Nizhny Novgorod left its mark on the gastronomic map of Russia too. The many hours tea drinking of merchants of Nizhny Novgorod during the fairs entered the Russian folklore. As a rule, the prolonged gatherings of merchants for the samovar were accompanied by eating pancakes with a variety of fillings: caviar, fish, and sour cream, jam and so on. One can find pancakes almost in any restaurant of the city today as well. For their part, the Volga and the Oka determined the «fish» orientation of the local cuisine. People in Nizhny Novgorod liked ukha — a rich fish soup very much since the earliest times. But they cooked it in different ways. Yellow ukha was cooked from sterlet, pepper was added to white ukha, and saffron was added to the red ukha and cloves to the black one. There was also a sweet ukha — it was made of ruff. The second often served dish was a fish loaf — large fish cutlets cooked with the addition of spices and herbs.

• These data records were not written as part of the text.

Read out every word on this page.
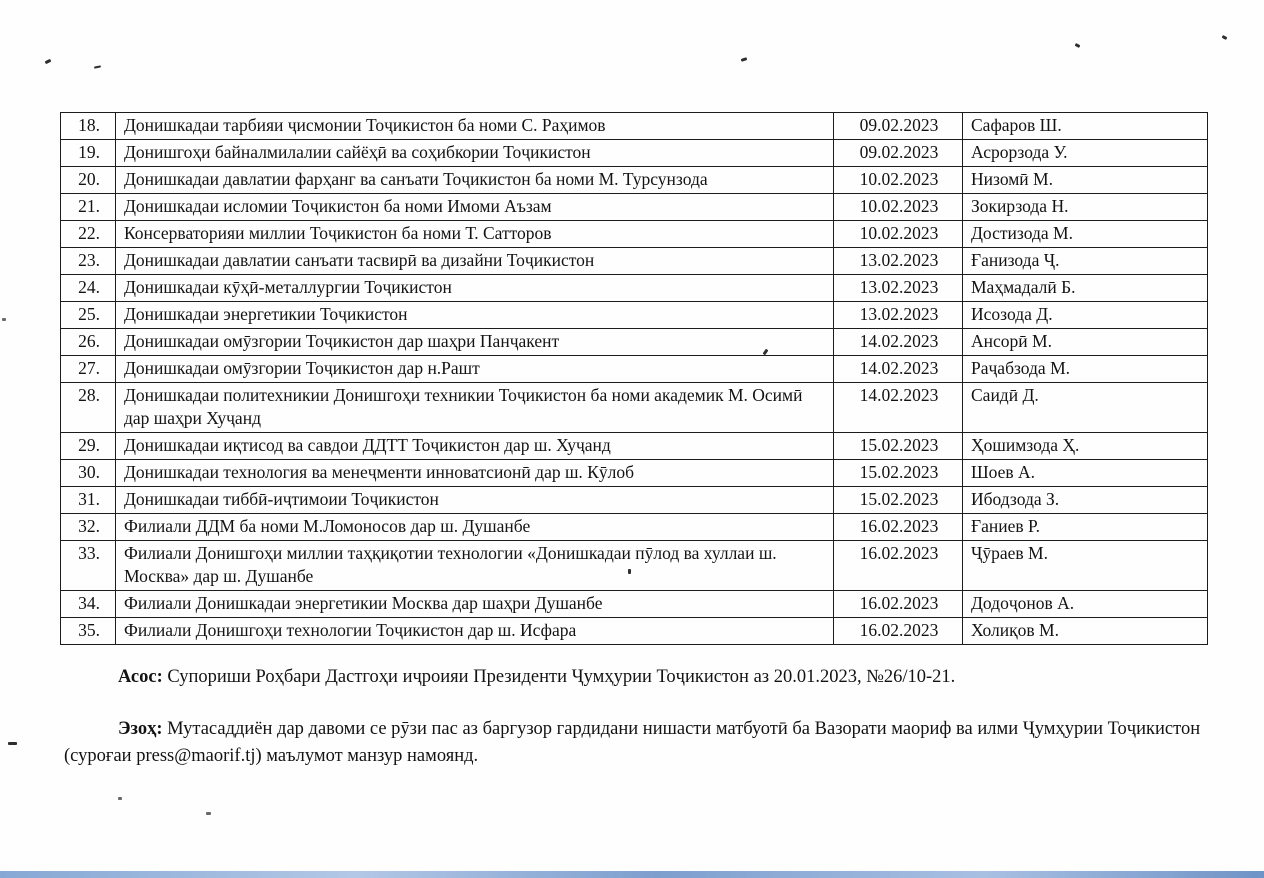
18.	Донишкадаи тарбияи ҷисмонии Тоҷикистон ба номи С. Раҳимов	09.02.2023	Сафаров Ш.
19.	Донишгоҳи байналмилалии сайёҳӣ ва соҳибкории Тоҷикистон	09.02.2023	Асрорзода У.
20.	Донишкадаи давлатии фарҳанг ва санъати Тоҷикистон ба номи М. Турсунзода	10.02.2023	Низомӣ М.
21.	Донишкадаи исломии Тоҷикистон ба номи Имоми Аъзам	10.02.2023	Зокирзода Н.
22.	Консерваторияи миллии Тоҷикистон ба номи Т. Сатторов	10.02.2023	Достизода М.
23.	Донишкадаи давлатии санъати тасвирӣ ва дизайни Тоҷикистон	13.02.2023	Ғанизода Ҷ.
24.	Донишкадаи кӯҳӣ-металлургии Тоҷикистон	13.02.2023	Маҳмадалӣ Б.
25.	Донишкадаи энергетикии Тоҷикистон	13.02.2023	Исозода Д.
26.	Донишкадаи омӯзгории Тоҷикистон дар шаҳри Панҷакент	14.02.2023	Ансорӣ М.
27.	Донишкадаи омӯзгории Тоҷикистон дар н.Рашт	14.02.2023	Раҷабзода М.
28.	Донишкадаи политехникии Донишгоҳи техникии Тоҷикистон ба номи академик М. Осимӣ дар шаҳри Хуҷанд	14.02.2023	Саидӣ Д.
29.	Донишкадаи иқтисод ва савдои ДДТТ Тоҷикистон дар ш. Хуҷанд	15.02.2023	Ҳошимзода Ҳ.
30.	Донишкадаи технология ва менеҷменти инноватсионӣ дар ш. Кӯлоб	15.02.2023	Шоев А.
31.	Донишкадаи тиббӣ-иҷтимоии Тоҷикистон	15.02.2023	Ибодзода З.
32.	Филиали ДДМ ба номи М.Ломоносов дар ш. Душанбе	16.02.2023	Ғаниев Р.
33.	Филиали Донишгоҳи миллии таҳқиқотии технологии «Донишкадаи пӯлод ва хуллаи ш. Москва» дар ш. Душанбе	16.02.2023	Ҷӯраев М.
34.	Филиали Донишкадаи энергетикии Москва дар шаҳри Душанбе	16.02.2023	Додоҷонов А.
35.	Филиали Донишгоҳи технологии Тоҷикистон дар ш. Исфара	16.02.2023	Холиқов М.

Асос: Супориши Роҳбари Дастгоҳи иҷроияи Президенти Ҷумҳурии Тоҷикистон аз 20.01.2023, №26/10-21.

Эзоҳ: Мутасаддиён дар давоми се рӯзи пас аз баргузор гардидани нишасти матбуотӣ ба Вазорати маориф ва илми Ҷумҳурии Тоҷикистон (суроғаи press@maorif.tj) маълумот манзур намоянд.
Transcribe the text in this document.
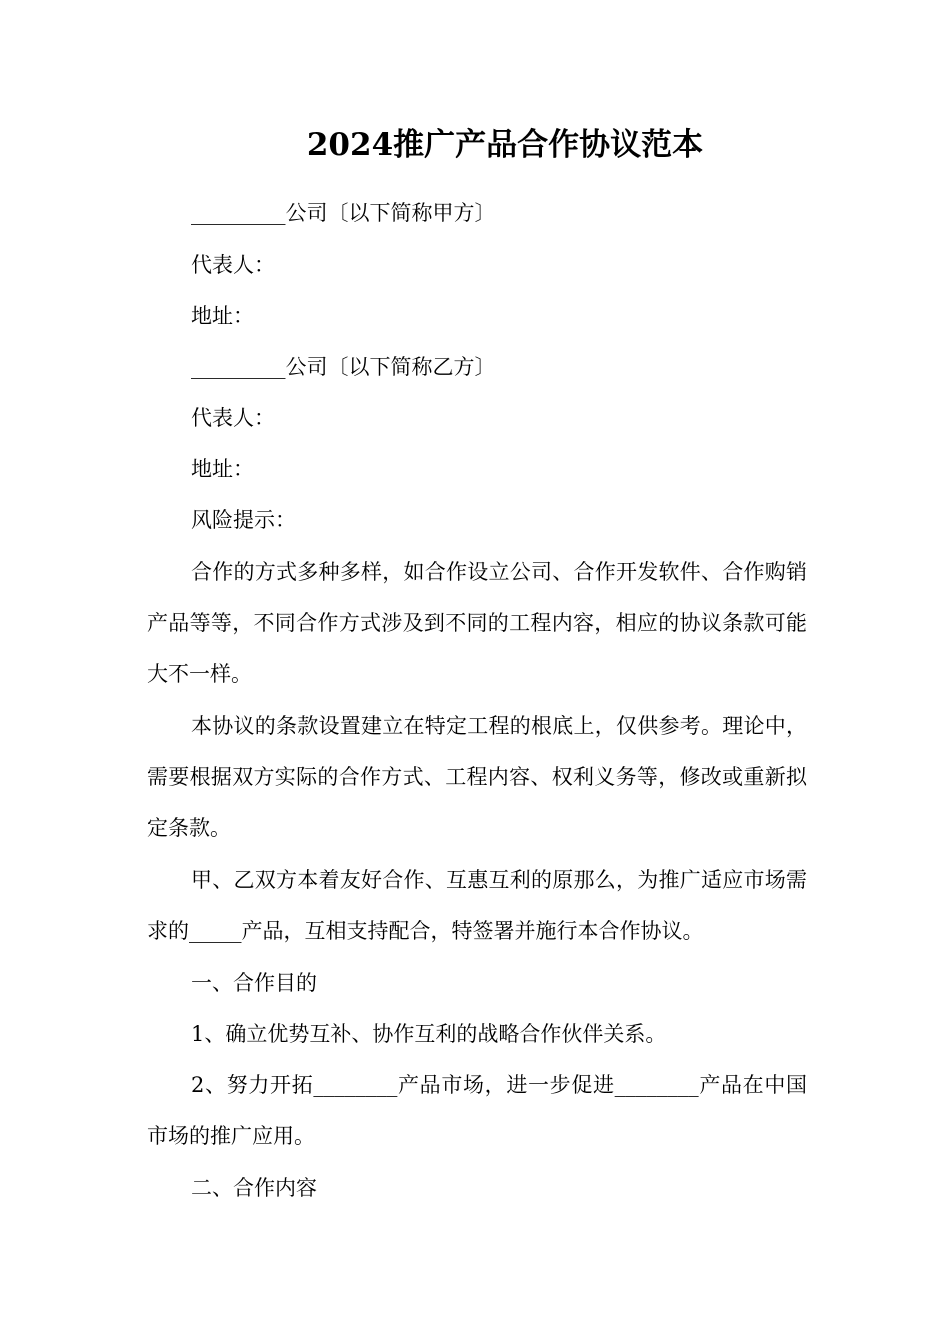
2024推广产品合作协议范本

_________公司〔以下简称甲方〕

代表人：

地址：

_________公司〔以下简称乙方〕

代表人：

地址：

风险提示：

合作的方式多种多样，如合作设立公司、合作开发软件、合作购销产品等等，不同合作方式涉及到不同的工程内容，相应的协议条款可能大不一样。

本协议的条款设置建立在特定工程的根底上，仅供参考。理论中，需要根据双方实际的合作方式、工程内容、权利义务等，修改或重新拟定条款。

甲、乙双方本着友好合作、互惠互利的原那么，为推广适应市场需求的_____产品，互相支持配合，特签署并施行本合作协议。

一、合作目的

1、确立优势互补、协作互利的战略合作伙伴关系。

2、努力开拓________产品市场，进一步促进________产品在中国市场的推广应用。

二、合作内容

In 2018 the city takes matches of the World Cup. The Nizhny Novgorod Stadium, reconstructed to this event, accommodates 44 thousand spectators.
One of the most successful cities in Russia Nizhny Novgorod almost always finds itself in the top of the Russian rating on the quality of life and the development potential. In recent decades it is actively developing as a center of the IT industry. In particular, Intel has placed its branch here. All of the leading IT companies in Russia have their representative offices in the city. So the «pocket of Russia» once has every chance for becoming its «brain».
One can get to Nizhny Novgorod from Moscow in several ways. The most convenient of them is the high-speed train Lastochka, which in just 4 hours will take a traveler from Moscow to the Volga bank. The train leaves from the Yaroslavsky railway station of Moscow. In addition, regular trains as well as planes that fly from all airports of Moscow are available to tourists.